Duas representações dominam. As **ACL** (_access control lists_) guardam, junto de cada objeto, quem pode o quê: é a coluna da matriz, e é o que as permissões Unix fazem. As **capacidades** (_capabilities_) guardam, junto de cada sujeito, os bilhetes de acesso que possui: é a linha da matriz, como um descritor de ficheiro aberto que já não volta a perguntar.

Sobre quem decide, há três políticas:

No controlo **discricionário**, o dono do objeto decide quem acede, como nas permissões de ficheiros. A loja, dona de `precos.csv`, dá leitura ao grupo `vendas`. É flexível, mas cada dono decide à sua maneira e os erros acumulam-se.

No controlo **obrigatório**, o sistema impõe níveis, como “confidencial” contra “público”, e nem o dono pode baixar a classificação. Um relatório confidencial nunca sai para um objeto público, mesmo que o dono queira partilhá-lo. É rígido, mas a regra vale para todos sem exceção.

No controlo **por papéis**, as permissões vão para papéis e os utilizadores recebem papéis. O papel `vendas` tem duas permissões: ler `precos.csv` e escrever `encomendas.csv`. A Ana e o Bruno recebem o papel `vendas` e herdam as duas. Quando a Ana muda para a contabilidade, troca-se-lhe um papel em vez de dezenas de permissões, e nada fica esquecido para trás.

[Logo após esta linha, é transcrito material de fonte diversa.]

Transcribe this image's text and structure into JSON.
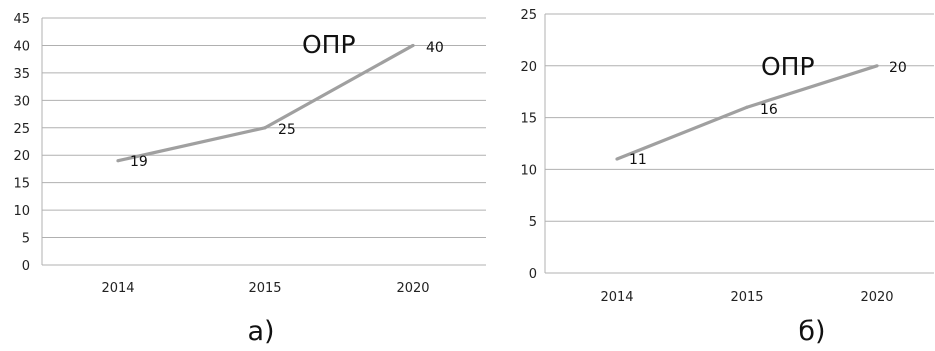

Para fluxos de dados, a regra sensata é simples: a informação só flui para níveis iguais ou superiores de confiança, nunca para baixo sem desinfeção. Um relatório confidencial pode alimentar um resumo público depois de anonimizado; o caminho inverso, dados públicos a contaminar decisões confidenciais sem verificação, é uma fuga ou uma injeção à espera de acontecer.

## Mecanismos no sistema operativo

No Unix, cada ficheiro tem dono, grupo e três trios de permissões: leitura (r), escrita (w) e execução (x), para dono, grupo e outros. Nas pastas, o x significa atravessar: sem x na pasta, nem chegas aos ficheiros de dentro, sejam quais forem as permissões deles. É a mediação completa em ação.

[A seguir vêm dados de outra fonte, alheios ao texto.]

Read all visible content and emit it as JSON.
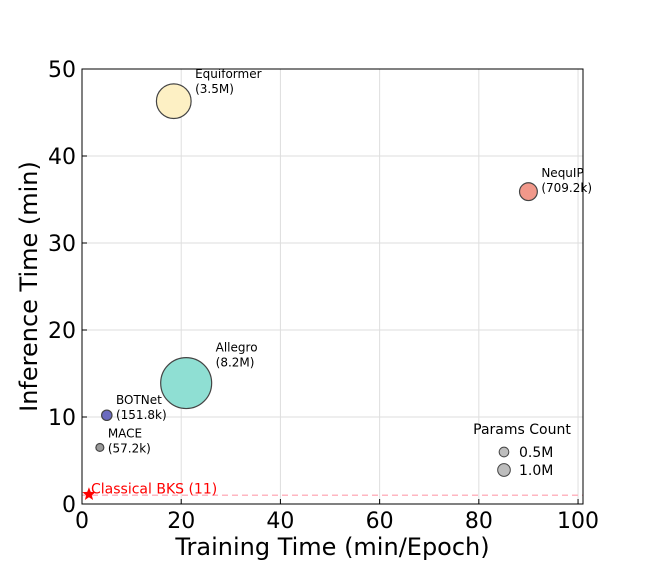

O bit **setuid** é a exceção controlada: um programa com setuid corre com as permissões do dono do ficheiro, não de quem o executa. O comando `passwd` precisa de escrever no ficheiro de senhas, por isso corre momentaneamente como `root`. É privilégio mínimo cirúrgico, um programa em vez do utilizador, mas cada programa setuid é uma aposta: um erro nele é um erro com poderes de `root`.

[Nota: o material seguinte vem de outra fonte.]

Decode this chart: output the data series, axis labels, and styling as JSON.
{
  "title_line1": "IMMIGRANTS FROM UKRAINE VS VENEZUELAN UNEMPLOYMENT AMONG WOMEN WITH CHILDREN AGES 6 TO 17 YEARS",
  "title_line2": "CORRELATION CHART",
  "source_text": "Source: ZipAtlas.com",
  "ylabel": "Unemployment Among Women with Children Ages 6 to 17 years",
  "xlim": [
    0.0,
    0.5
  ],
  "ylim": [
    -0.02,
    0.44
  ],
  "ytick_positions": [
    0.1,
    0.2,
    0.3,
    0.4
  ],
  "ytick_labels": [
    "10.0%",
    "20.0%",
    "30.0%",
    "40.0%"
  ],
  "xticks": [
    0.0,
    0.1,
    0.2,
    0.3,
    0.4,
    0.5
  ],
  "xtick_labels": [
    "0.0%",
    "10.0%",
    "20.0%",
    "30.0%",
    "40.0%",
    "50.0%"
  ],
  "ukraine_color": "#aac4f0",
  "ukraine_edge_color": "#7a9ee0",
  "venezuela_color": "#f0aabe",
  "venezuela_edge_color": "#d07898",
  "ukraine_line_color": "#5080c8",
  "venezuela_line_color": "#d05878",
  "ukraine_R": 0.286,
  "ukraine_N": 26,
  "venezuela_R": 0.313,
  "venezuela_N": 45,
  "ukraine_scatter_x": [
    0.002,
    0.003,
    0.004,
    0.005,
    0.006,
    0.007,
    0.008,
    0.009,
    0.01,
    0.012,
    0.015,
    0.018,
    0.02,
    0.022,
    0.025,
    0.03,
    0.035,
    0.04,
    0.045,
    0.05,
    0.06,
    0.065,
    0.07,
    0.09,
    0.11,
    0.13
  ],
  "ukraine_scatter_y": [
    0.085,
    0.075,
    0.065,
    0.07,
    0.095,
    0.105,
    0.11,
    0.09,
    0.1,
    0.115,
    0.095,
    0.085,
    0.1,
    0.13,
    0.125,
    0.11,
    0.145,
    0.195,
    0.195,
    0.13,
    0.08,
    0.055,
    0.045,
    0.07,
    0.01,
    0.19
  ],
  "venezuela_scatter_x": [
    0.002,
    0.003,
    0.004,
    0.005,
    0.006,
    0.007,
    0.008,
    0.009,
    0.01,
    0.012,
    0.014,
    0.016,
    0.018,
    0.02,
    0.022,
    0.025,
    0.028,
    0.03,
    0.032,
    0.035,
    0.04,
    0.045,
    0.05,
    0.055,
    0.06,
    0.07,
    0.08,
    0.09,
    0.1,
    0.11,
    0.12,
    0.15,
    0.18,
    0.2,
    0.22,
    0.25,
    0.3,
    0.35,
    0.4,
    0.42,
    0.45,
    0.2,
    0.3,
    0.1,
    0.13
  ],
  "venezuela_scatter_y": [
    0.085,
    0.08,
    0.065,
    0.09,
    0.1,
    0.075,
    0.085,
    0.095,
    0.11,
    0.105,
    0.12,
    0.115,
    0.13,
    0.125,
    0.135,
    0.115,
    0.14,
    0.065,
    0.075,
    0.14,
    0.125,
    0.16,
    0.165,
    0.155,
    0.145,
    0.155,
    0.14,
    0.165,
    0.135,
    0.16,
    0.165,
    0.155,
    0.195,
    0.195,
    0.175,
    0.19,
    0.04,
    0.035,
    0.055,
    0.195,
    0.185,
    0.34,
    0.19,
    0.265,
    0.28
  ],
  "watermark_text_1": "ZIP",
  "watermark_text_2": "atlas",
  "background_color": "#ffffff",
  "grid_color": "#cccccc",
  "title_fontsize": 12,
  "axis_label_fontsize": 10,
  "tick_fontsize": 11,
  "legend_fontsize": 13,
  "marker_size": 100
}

## Exemplo: tabela de permissões resolvida

O ficheiro `/srv/loja/precos.csv` tem dono `loja` com `rw-`, grupo `vendas` com `r--` e outros sem nada. A pasta `/srv/loja` tem `rwx` para `root`, `r-x` para `vendas` e nada para outros. Decide quatro pedidos:

| Pedido | Decisão | Porquê |
| --- | --- | --- |
| A Ana, do grupo `vendas`, quer ler os preços | Sim | Atravessa a pasta com o x do grupo e lê com o r do grupo |
| O Bruno, do grupo `vendas`, quer corrigir um preço | Não | O grupo só tem r no ficheiro. O que não foi permitido é proibido: nega por defeito |
| O Carlos, de fora das `vendas`, quer ler os preços | Não | A pasta fecha-lhe a passagem antes sequer de olhar para o ficheiro. Cada acesso é verificado, sem atalhos |
| O script de atualização, com setuid do dono `loja`, quer escrever | Sim | Corre com as permissões do dono, que tem w. Só este programa ganha esse poder, não o utilizador que o corre |

Repara no caso do Bruno: é o negar por defeito da página anterior a trabalhar. E repara no Carlos: a proteção da pasta torna irrelevante a permissão do ficheiro, o que mostra por que razão camadas independentes contam. Se um dia o grupo `vendas` precisar de escrever, a resposta certa é um papel novo ou uma permissão explícita e registada, nunca abrir a pasta a toda a gente.